Any good solutions for two radios on one external speaker?

troyboy162

Adventurer
Thank you! I played with it a bit and I'm starting to understand ltspice more. It would be nice to use a standardized program instead of multisim.

If I can ask you a question... The whole circuit banks on the fact that I can knock down the speaker outputs to line outputs. I've seen and heard a few ideas on this. One is to impedance match like you were saying. Give the HAM/CB output a dummy load in the 8 ohm range and allow it to operate business as usual. The others involve outputting into much higher impedance like a buffer amp or the 10k resister I have. I've researched on google and I think that the high impedance load will be ok since the CB/HAM cant drive any amps into something over 1k ohms. I am assuming that means no damage to the radios and I can knock down the signal to line level at the same time...and they are resister isolated from one another. Is that a safe bet or am I risking damage?
 

DaveInDenver

Middle Income Semi-Redneck
In general putting a high impedance on speaker amplifier outputs won't do any harm. I will caveat that by saying sometimes too high of an impedance can hurt an amp if you are only running the line level converter, this could start to look similar to running it open load and cause issues depending on the amplifier configuration. Probably not a problem on two-way radios with cheap and durable audio amps but high fidelity amps might not like looking into a high impedance. It's a power transfer issue and by /not/ transferring power to the speakers it rattles around in the amp, which overheat or stresses it. If you tap the converter from an output that also has a speaker, this would be less difference to either the speaker or the amp.

The high impedance front end of the converter also takes care of knocking down the level, it's a high impedance in parallel with a low impedance. So even if the speaker is running at 2W into a 8Ω load, you're talking 4V nominally, maybe it peaks at a few volts at most.
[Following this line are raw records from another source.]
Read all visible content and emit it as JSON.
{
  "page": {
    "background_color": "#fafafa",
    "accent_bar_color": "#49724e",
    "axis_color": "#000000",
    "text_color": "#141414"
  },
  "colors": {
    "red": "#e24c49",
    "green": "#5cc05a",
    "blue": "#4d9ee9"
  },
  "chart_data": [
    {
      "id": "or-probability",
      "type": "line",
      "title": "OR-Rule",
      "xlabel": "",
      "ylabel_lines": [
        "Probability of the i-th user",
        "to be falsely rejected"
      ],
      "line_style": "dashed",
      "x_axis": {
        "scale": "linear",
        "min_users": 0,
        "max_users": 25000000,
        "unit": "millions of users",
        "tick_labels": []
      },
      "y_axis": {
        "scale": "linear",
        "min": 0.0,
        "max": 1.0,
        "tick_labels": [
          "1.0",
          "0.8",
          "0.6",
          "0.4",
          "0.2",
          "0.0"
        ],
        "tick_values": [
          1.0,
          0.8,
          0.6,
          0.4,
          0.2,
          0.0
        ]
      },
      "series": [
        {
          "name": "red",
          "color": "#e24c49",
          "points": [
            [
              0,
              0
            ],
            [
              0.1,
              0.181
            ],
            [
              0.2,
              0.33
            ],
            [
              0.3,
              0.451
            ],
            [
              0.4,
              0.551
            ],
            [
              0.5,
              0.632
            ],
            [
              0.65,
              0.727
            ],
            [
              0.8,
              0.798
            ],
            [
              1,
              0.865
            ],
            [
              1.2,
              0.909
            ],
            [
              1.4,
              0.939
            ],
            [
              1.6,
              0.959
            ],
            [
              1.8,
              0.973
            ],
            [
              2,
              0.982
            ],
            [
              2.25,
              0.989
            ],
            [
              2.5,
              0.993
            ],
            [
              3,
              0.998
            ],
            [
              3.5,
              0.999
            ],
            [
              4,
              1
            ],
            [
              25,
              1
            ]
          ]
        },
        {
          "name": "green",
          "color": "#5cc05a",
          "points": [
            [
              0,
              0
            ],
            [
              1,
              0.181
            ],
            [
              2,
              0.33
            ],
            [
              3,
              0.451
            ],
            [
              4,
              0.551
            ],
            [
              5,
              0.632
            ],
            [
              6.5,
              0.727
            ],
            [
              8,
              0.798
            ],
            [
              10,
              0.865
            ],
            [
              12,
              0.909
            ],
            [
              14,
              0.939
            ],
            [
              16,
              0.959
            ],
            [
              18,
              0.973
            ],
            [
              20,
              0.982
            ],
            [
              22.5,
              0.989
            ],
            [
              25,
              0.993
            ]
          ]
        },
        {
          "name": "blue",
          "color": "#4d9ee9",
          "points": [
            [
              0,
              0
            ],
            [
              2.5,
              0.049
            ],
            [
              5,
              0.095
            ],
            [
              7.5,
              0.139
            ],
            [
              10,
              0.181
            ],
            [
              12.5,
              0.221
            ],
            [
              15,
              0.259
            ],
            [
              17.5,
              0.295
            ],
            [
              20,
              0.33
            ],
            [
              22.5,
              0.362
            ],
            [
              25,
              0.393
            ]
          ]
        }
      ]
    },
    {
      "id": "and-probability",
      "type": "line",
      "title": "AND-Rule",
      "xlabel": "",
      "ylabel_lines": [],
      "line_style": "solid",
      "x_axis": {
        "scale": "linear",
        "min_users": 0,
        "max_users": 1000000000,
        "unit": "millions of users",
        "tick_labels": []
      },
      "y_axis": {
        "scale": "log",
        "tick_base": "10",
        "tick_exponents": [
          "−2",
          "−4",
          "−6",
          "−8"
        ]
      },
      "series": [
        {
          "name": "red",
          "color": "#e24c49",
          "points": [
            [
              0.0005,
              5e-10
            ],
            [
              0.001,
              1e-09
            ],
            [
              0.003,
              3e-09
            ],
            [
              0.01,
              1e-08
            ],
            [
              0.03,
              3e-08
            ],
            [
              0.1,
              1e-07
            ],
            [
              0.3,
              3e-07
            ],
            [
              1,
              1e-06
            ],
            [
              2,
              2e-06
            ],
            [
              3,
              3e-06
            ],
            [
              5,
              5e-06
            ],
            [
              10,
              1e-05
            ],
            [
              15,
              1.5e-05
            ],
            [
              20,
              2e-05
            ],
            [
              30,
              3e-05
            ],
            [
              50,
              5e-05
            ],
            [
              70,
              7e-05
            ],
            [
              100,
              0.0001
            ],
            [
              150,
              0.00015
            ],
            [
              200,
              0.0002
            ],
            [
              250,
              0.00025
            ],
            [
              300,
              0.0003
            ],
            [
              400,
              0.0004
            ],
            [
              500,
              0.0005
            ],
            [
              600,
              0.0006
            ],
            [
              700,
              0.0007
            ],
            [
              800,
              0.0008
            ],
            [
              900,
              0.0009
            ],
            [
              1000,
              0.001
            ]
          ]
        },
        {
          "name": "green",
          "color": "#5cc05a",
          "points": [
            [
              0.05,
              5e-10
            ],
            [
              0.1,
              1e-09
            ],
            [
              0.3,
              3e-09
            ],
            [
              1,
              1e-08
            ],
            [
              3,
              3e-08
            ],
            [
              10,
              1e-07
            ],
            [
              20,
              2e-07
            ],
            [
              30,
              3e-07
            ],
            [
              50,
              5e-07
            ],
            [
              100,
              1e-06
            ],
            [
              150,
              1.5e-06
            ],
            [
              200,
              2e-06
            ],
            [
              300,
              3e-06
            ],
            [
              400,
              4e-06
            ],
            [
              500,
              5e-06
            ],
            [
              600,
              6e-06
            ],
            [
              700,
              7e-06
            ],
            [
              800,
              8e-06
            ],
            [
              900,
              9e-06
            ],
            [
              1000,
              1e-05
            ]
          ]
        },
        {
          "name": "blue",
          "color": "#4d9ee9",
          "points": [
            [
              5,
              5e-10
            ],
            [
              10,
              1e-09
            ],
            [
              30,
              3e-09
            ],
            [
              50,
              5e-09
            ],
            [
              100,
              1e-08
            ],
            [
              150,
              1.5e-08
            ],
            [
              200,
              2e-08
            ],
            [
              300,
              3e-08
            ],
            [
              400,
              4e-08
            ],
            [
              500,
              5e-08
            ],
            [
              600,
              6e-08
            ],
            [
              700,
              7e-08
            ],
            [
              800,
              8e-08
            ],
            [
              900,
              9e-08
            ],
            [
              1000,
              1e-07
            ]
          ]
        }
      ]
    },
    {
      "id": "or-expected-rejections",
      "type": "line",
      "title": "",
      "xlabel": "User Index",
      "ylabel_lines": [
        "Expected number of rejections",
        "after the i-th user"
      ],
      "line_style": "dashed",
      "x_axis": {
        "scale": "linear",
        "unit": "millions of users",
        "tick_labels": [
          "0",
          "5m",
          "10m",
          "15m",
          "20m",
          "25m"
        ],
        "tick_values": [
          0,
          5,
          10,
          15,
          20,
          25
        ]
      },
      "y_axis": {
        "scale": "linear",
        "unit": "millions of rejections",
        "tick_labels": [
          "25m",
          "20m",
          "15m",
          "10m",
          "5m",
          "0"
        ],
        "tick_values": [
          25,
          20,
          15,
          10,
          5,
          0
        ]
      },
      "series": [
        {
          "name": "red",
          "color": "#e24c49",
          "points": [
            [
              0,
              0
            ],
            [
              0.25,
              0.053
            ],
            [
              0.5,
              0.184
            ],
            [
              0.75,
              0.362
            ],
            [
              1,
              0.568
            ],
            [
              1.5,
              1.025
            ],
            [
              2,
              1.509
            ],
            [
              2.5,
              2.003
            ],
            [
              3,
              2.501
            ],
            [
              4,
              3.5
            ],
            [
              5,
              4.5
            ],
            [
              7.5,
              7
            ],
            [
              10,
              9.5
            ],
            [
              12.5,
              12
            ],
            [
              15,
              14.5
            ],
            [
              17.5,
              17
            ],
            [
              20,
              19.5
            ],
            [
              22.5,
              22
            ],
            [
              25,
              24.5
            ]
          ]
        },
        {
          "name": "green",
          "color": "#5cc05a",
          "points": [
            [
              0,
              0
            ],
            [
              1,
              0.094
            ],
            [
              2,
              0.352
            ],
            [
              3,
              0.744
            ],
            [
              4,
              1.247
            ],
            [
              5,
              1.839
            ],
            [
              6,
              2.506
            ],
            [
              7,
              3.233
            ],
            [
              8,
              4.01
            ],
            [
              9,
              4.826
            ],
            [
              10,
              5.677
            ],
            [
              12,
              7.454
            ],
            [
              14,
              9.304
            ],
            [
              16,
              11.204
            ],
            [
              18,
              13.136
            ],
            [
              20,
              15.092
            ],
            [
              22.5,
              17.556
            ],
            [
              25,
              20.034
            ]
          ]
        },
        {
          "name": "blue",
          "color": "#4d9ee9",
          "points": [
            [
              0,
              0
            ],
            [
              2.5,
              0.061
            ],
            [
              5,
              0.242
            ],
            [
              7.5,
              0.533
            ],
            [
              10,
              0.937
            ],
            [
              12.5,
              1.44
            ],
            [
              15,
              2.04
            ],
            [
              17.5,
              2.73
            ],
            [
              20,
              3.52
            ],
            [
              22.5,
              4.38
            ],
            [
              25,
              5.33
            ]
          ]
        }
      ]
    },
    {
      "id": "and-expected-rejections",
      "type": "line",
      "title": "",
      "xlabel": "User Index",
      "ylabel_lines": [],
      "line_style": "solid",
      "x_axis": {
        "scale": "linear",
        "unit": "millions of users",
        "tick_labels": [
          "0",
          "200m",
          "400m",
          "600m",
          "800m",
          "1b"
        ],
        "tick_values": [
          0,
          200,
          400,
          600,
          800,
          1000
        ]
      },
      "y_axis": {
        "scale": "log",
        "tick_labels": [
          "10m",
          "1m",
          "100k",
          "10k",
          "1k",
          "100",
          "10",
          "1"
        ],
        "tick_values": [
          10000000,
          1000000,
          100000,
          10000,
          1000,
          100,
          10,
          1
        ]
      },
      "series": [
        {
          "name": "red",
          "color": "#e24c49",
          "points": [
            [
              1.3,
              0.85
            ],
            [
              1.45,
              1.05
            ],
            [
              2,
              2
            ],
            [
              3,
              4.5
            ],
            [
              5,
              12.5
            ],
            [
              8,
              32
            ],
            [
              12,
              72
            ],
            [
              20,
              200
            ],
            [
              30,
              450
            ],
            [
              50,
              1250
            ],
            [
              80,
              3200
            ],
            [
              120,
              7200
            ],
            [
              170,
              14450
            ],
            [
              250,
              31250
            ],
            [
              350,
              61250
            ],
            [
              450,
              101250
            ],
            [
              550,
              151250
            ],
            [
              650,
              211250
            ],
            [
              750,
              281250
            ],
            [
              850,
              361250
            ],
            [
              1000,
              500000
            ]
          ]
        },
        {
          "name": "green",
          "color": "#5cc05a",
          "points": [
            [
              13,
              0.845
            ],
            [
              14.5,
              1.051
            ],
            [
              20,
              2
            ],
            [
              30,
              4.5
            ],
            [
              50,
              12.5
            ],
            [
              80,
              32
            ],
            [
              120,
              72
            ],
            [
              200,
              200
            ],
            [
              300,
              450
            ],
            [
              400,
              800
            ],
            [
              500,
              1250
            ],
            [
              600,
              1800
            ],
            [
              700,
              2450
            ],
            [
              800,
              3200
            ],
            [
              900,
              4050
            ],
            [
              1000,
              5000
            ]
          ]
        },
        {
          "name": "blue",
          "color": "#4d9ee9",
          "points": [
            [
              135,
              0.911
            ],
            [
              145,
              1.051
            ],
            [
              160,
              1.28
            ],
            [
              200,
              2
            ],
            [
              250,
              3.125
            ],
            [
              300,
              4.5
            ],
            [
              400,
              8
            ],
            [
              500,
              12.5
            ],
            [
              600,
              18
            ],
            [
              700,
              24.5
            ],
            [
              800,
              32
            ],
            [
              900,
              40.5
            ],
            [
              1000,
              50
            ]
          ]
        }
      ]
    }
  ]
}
Looking into a 10K input that is going to give you 400µV.

I'd do it like this, add an isolation transformer to prevent ground loops (you are turning a floating differential output into a ground-referenced single ended) and use a voltage divider to adjust. FWIW, the first stage here is an active full wave rectifier with the amplitude being that of the input peak up to the positive rail.

interface-speaker.jpg

If you use a 1:1 xfmr that is nominally 600Ω you will drop the voltage quite a bit, I would expect you'll actually be way too low (probably tens of mV). You could do a 8:1000 matching transformer (essentially an audio amp output xfmr in reverse), this would give the audio amp a consistent load and prevent the signal level from dropping too low. With a 10K and 10K pot you'd probably be sitting around 1Vp-p, right on a line level signal.